I'm so sorry to hear that Ariel, my sister and I have a week's worth of beautiful memories in that house. It was there your mother introduced us to artichokes, which we share with our own babes to this day.

10:44 AM  
Anonymous Anonymous said...

That isn't by any chance the house you lived in in junior high is it? The one with your mom's art studio outside, and the first place I ever smoked pot?
Say it isn't so!!

10:45 PM  
Anonymous Anonymous said...

HAYYYYYYY ARiel!!!!

I'm laying Mamaphiles #3 out on monday, and I thought this little essay you wrote here might nicely fit the "Coming Home" theme.

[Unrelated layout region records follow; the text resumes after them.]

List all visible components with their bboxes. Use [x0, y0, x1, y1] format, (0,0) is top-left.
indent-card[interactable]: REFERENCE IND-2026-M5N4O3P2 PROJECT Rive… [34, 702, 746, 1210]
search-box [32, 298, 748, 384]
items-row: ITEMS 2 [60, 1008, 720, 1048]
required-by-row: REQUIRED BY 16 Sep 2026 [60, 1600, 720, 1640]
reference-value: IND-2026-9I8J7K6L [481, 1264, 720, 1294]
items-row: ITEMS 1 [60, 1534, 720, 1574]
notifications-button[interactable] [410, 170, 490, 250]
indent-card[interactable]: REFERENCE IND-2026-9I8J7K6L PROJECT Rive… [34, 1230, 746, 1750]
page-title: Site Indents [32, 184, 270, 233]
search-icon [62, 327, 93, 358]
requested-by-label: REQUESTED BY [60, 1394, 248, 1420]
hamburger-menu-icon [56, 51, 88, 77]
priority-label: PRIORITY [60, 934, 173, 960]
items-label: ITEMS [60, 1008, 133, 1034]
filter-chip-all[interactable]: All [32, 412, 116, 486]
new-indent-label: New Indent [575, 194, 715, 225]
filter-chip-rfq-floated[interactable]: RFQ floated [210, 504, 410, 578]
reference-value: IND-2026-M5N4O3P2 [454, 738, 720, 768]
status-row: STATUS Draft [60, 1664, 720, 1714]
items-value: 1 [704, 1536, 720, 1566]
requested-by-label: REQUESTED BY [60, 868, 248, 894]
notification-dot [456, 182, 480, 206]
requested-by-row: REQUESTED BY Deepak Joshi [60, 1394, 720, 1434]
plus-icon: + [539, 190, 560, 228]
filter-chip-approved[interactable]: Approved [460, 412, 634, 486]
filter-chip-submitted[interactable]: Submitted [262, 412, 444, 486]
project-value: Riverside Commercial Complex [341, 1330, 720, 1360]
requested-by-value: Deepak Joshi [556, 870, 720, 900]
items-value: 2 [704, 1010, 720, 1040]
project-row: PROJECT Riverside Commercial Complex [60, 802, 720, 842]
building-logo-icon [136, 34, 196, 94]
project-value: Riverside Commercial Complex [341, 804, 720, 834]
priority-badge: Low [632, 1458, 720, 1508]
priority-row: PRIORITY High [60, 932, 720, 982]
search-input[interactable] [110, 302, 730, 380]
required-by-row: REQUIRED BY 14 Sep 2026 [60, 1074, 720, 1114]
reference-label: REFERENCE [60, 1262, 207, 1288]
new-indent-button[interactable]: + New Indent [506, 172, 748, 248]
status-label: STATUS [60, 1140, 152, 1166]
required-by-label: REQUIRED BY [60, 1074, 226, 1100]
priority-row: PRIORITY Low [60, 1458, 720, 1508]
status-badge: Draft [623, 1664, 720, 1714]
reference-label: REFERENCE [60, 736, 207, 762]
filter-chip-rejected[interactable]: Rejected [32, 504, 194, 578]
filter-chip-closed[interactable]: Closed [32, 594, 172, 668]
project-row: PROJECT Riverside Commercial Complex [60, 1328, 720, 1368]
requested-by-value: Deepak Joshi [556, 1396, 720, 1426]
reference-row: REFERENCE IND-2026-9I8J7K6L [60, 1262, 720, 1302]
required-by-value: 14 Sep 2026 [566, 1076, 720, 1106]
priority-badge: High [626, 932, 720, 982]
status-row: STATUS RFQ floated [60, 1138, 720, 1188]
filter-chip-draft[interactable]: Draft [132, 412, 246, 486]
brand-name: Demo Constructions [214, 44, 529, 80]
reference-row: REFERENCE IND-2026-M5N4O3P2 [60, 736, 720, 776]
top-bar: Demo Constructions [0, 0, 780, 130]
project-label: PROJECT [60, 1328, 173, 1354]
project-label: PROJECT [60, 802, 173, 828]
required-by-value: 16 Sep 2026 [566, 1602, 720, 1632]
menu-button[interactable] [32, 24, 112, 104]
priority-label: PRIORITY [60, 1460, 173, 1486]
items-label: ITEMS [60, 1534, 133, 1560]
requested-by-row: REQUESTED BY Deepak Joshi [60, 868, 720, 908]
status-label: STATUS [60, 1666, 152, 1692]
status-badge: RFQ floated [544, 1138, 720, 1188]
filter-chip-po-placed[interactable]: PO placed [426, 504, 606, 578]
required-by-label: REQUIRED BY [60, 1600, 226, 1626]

what do you think? can I put it in.
(there is alot of tales of houses, actually in the "home" and I like to keep a good dose of us wanderers. this essay is a different and complimentary take, all the voices and takes ARE WONDERFUL, by the way, its gonna be super nice.)

If so, email me a bio too

China, the tormentor
(I been encouraging/bugging some people to get essays in.)

p.s. I've had two sets houseguests after you guys, (so I got better at it - less all agorophobic, plus h. and the big dog grew into their bedroom) its been a good month, I'm really glad I got to see yall on that fleeting step of life, to touch base, its neat to be writer friends and get that.